Jianjiang Feng is an associate professor in the Department of Automation at Tsinghua University, Beijing. He received the BS and PhD degrees from the School of Telecommunication Engineering, Beijing University of Posts and Telecommunications, China, in 2000 and 2007, respectively. From 2008 to 2009, Dr. Feng was a postdoctoral researcher in the PRIP Lab at Michigan State University. Dr. Feng’s research interests include fingerprint recognition and computer vision, and he has 16 years research experience in fingerprint recognition, and is the PI of two NSFC award. His fingerprint recognition technologies have been licensed to top biometrics companies from all over the world. Dr. Feng has published over than 40 peer-reviewed academic papers on top journals and conferences, including 9 regular papers on IEEE T-PAMI, and applied 20+ patents in China and 4 patents in US. Dr. Feng received three best paper awards from the Int’l Conference on Biometrics (ICB), two second-place awards of natural science from the Chinese Ministry of Education, and the first-place award of Advance of Science and Technology from the Chinese Institute of Electronics. Dr. Feng is an associate editor of Image and Vision Computing, and area chair of ICB.

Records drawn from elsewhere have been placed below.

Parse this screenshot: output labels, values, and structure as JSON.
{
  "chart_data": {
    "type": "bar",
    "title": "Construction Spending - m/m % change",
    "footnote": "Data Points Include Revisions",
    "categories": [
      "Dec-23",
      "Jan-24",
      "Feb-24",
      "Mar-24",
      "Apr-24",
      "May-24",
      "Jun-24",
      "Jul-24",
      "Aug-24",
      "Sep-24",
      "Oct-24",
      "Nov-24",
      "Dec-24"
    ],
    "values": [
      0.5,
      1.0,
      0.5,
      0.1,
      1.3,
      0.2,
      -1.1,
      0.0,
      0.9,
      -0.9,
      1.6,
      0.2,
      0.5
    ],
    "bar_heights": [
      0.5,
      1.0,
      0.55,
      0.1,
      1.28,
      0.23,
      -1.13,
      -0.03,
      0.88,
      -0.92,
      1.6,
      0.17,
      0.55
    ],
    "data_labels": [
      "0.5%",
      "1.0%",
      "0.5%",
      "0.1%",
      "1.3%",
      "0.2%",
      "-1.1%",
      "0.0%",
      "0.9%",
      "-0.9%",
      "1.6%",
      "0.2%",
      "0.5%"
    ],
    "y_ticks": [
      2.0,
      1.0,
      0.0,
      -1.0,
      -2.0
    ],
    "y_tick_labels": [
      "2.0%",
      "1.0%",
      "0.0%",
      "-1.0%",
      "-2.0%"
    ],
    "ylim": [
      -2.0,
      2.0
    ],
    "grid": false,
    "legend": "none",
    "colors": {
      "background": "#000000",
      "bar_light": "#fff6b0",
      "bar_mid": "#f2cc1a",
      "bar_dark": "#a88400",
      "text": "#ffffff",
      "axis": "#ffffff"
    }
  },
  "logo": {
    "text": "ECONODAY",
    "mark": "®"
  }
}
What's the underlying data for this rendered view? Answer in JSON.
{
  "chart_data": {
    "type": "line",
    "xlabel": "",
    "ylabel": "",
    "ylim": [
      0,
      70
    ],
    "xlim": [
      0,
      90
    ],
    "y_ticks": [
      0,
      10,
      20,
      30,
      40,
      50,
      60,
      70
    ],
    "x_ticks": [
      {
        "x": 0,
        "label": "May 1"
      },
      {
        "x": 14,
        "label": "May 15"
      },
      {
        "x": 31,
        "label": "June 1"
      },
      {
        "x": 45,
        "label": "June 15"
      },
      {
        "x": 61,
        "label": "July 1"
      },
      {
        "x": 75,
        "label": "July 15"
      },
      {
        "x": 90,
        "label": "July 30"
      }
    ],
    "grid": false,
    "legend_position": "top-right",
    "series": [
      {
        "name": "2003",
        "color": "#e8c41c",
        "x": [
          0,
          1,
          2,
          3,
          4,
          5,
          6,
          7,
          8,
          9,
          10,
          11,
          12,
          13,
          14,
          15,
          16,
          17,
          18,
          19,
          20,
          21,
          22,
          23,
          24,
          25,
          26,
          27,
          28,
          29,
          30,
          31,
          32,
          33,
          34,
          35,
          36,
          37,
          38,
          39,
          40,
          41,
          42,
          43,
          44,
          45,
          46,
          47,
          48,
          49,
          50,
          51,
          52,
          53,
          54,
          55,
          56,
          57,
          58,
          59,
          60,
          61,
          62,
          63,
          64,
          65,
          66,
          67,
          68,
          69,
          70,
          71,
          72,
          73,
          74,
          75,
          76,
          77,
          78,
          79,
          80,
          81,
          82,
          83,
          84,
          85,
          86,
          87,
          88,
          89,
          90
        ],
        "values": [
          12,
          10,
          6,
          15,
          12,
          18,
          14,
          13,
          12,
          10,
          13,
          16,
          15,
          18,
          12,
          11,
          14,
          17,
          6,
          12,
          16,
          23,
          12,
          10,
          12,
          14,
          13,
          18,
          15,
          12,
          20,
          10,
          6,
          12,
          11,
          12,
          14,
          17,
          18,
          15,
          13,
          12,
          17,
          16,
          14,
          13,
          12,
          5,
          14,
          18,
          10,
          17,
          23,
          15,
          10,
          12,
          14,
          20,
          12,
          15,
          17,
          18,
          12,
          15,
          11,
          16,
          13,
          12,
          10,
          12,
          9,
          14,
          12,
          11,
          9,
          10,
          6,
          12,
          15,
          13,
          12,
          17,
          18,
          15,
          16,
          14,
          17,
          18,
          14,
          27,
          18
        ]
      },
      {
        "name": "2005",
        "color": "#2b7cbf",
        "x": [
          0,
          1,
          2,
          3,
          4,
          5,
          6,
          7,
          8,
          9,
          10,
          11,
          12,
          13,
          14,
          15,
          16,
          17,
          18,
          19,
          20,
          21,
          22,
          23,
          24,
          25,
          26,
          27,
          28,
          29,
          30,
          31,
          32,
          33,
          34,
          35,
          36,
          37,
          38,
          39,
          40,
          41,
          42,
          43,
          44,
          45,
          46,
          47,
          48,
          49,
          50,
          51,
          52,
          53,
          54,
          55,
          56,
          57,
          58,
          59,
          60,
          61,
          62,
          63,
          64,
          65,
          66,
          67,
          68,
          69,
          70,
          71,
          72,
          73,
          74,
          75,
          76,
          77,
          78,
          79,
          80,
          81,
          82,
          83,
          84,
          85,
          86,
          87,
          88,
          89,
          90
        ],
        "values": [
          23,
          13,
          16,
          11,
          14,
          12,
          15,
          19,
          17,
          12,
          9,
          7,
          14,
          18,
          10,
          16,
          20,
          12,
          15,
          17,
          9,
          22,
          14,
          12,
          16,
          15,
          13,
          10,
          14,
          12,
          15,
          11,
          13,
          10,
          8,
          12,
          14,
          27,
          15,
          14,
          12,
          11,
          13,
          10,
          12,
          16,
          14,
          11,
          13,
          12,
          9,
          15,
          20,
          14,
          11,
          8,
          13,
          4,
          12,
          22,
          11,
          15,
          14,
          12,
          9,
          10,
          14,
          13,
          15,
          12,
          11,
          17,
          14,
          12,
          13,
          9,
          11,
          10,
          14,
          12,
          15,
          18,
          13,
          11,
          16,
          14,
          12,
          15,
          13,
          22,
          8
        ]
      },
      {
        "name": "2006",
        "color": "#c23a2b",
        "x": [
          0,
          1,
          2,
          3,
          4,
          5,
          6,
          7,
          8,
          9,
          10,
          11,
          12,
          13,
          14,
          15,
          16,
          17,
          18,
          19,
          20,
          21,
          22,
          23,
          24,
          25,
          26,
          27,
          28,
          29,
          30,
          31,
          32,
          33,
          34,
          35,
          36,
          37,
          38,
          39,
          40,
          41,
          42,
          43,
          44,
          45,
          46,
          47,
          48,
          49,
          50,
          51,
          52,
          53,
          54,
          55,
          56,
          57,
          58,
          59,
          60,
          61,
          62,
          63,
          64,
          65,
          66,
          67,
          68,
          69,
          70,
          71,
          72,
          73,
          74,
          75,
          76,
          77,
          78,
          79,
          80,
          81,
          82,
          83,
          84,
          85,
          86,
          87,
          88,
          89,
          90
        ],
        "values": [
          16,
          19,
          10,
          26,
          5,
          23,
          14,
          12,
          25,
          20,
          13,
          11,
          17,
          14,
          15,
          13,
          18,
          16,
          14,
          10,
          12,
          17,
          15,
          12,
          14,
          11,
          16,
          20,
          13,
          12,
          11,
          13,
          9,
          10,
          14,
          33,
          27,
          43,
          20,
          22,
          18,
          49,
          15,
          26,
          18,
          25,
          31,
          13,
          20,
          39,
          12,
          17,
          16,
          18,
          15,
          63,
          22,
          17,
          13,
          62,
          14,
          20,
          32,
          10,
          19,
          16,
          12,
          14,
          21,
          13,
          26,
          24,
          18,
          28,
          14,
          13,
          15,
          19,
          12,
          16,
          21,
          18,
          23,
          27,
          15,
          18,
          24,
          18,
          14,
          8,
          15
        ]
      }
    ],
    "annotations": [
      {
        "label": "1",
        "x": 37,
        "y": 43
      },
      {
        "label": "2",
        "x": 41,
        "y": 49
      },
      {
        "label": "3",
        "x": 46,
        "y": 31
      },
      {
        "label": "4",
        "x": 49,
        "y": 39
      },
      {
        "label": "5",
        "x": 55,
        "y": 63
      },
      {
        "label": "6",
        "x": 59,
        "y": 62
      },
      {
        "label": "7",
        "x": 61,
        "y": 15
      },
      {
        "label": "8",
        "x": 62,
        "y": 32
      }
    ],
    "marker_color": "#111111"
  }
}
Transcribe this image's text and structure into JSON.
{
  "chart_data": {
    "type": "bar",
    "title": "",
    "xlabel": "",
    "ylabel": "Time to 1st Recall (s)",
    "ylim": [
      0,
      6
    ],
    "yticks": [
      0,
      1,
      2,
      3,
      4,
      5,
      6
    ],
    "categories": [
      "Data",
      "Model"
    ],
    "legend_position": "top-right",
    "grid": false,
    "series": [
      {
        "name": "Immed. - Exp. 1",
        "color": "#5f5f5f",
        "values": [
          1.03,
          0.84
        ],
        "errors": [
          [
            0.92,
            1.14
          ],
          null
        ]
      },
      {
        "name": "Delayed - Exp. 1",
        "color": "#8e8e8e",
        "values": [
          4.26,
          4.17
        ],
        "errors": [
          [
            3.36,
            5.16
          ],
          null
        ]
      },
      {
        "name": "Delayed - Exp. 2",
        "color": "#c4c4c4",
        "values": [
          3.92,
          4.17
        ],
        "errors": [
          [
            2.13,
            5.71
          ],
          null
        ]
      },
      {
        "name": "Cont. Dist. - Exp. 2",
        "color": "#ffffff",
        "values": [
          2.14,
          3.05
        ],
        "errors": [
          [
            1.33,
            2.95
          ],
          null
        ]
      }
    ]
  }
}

冯建江，清华大学自动化系副教授，主要研究方向为图像处理与模式识别。分别于2000年和2007年在北京邮电大学获得本科与博士学位，2008-2009年在美国密歇根州立大学Anil K. Jain研究组担任博士后研究员，从事指纹识别研究工作。在指纹识别领域有16年研究经历，承担国家自然科学基金项目2项；在计算机视觉与生物特征识别领域发表学术论文40多篇，其中IEEE T-PAMI长文9篇；先后申请国内发明专利20余项、美国发明专利4项。所研发的整形指纹检测技术、低质量指纹增强技术授权国内外顶尖企业。先后获International Conference on Biometrics（ICB）等会议最佳论文奖3次、教育部自然科学类二等奖2次以及电子学会科技进步类一等奖。目前担任《Image and Vision Computing》编委（2014年至今）、ICB领域主席（2014年至今）。